Atong Atem’s work is interested in identity, and the fingerprints colonialism left on her family’s skin. Born in Ethiopia to South Sudanese parents she spent her first years in a Kenya’s Kakuma refugee camp before moving to Australia as a child. Now based in Melbourne her photos explore the experiences of other young immigrants, and how they knit together the different cultures that surround them.
But in her latest work she’s looking to the past, and photography’s role in pillaging communities of their identity. By hand tinting black and white ethnographic photographs from around colonial Africa, she’s meditating on the way we hold and manipulate other people’s histories.
In the original images subjects are posed and photographed like objects; in Atong’s hands they’re given the second thought they missed. But over the course of the project she found herself called to examine her own responsibility as a photographer, and ultimately question how she appropriates and uses the reflections of others.
The last time we spoke to you it was about your series of Third Culture Kids, but your new work is focused on found images. What lead to that shift?
The research I was doing into post-colonial art, colonialism and how that ties into my identity led me to discovering ethnographic photographs of people in the colonies and the introduction of photography into Africa from European colonisers. It was this thing of finding these black and white images and re-appropriating them, of me — being a colonised person — taking photographs made by the colonisers and making my own thing with them. I thought it was interesting for me to connect to that history through art in a very particular way.
Hand colouring photos was a pretty common practice around the turn of the century, but tell me what that process represented to you?
I’ve started leaning towards hand colouring my own work, which feels different. I remember seeing family photo albums where my mum had scribbled out faces with a permanent marker. I said, “You told us not to scribble on things why are you doing it?” And then I found out that this was because when someone has passed away their image is sacred.
These images, in their original form, are very impersonal — the subjects are presented as objects. By reconsidering and reworking them, did you feel you were returning their own narrative?
Yeah I feel like that’s relevant. Also for me it’s interesting because when I take photographs of people I don’t want to recreate that ownership of ethnographic photography. But I’m still appropriating them and their cultures and images — that’s still not my culture and they’re not my people or my family. Even though my motivation for making these photos is completely different to the people who took them there’s still that same ownership happening, which I think is very interesting.
Did interrogating this part of photographic history impact the way you viewed the art form in general?
I was thinking about when I was young and learning about white explorers going to Africa and people being afraid of having their photo taken because they thought it would steal their soul.
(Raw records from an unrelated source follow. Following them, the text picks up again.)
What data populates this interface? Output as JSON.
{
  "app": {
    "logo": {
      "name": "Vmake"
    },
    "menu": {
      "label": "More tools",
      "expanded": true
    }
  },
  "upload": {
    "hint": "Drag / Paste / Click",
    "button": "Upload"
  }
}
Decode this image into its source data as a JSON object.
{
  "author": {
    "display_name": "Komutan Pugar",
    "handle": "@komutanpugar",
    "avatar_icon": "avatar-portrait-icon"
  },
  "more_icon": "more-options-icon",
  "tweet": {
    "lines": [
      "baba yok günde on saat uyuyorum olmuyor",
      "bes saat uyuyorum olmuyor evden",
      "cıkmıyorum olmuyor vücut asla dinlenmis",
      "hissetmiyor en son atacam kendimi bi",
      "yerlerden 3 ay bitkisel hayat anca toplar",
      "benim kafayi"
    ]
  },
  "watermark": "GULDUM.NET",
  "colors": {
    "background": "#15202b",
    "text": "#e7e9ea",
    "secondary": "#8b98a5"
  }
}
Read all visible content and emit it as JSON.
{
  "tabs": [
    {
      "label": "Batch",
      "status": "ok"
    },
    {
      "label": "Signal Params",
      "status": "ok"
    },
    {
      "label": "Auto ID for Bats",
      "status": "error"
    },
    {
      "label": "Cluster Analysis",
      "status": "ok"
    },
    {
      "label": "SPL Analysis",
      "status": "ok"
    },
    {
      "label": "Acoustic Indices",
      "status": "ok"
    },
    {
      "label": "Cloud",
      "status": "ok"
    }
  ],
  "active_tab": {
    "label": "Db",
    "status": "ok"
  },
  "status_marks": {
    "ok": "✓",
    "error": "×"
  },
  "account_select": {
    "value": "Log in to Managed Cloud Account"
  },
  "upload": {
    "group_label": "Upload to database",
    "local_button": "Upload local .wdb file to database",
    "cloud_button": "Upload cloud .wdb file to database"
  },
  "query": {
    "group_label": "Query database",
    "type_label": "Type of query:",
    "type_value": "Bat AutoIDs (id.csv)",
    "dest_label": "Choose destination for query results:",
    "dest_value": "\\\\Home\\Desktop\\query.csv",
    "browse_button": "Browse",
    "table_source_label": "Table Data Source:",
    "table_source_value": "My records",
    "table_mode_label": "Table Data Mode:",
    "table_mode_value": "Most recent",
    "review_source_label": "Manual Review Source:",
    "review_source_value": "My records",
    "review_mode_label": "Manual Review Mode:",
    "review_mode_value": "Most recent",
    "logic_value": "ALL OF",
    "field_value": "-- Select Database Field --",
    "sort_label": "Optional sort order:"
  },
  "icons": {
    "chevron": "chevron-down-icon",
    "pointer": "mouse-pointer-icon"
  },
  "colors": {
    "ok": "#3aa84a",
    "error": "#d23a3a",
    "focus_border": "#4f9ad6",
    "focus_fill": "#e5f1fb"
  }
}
The people saying this were laughing, but the more I think about history that’s literally what has happened. People’s images have been taken and through that their cultures have been taken.
I find it interesting how powerful photography can be in that way. You can take a photo and make a beautiful image, but you can also take someone’s identity and run the risk of recreating someone’s narrative for your own interest or out of ignorance. It’s this huge puddle of thoughts around ownership and colonialism and taking up space and culture and narratives. For me photography is such a beautiful, simple, neat metaphor to talk about those things.
Previously your work focused on young people, the children of immigrants, the next generation and looking forward. This, by it’s very materials, is anchored in the past. How did that impact your approach to these topics you’ve been exploring for years?
It’s difficult to talk about the future without contextualising myself and my peers in history, which is why it all goes back into colonialism. The way we exist now stems from colonialism and so it felt important to consider the past.
Last year I turned 25, my mum had me at 25. I was thinking about myself as a young person doing my thing and paving my path and imagining mum at this age, wondering what she would have been thinking with this child in the middle of all of the conflict. The logical conclusion is to think about my grandmother and trace colonialism through my blood lines and whatever cellular memories I have of my family’s past.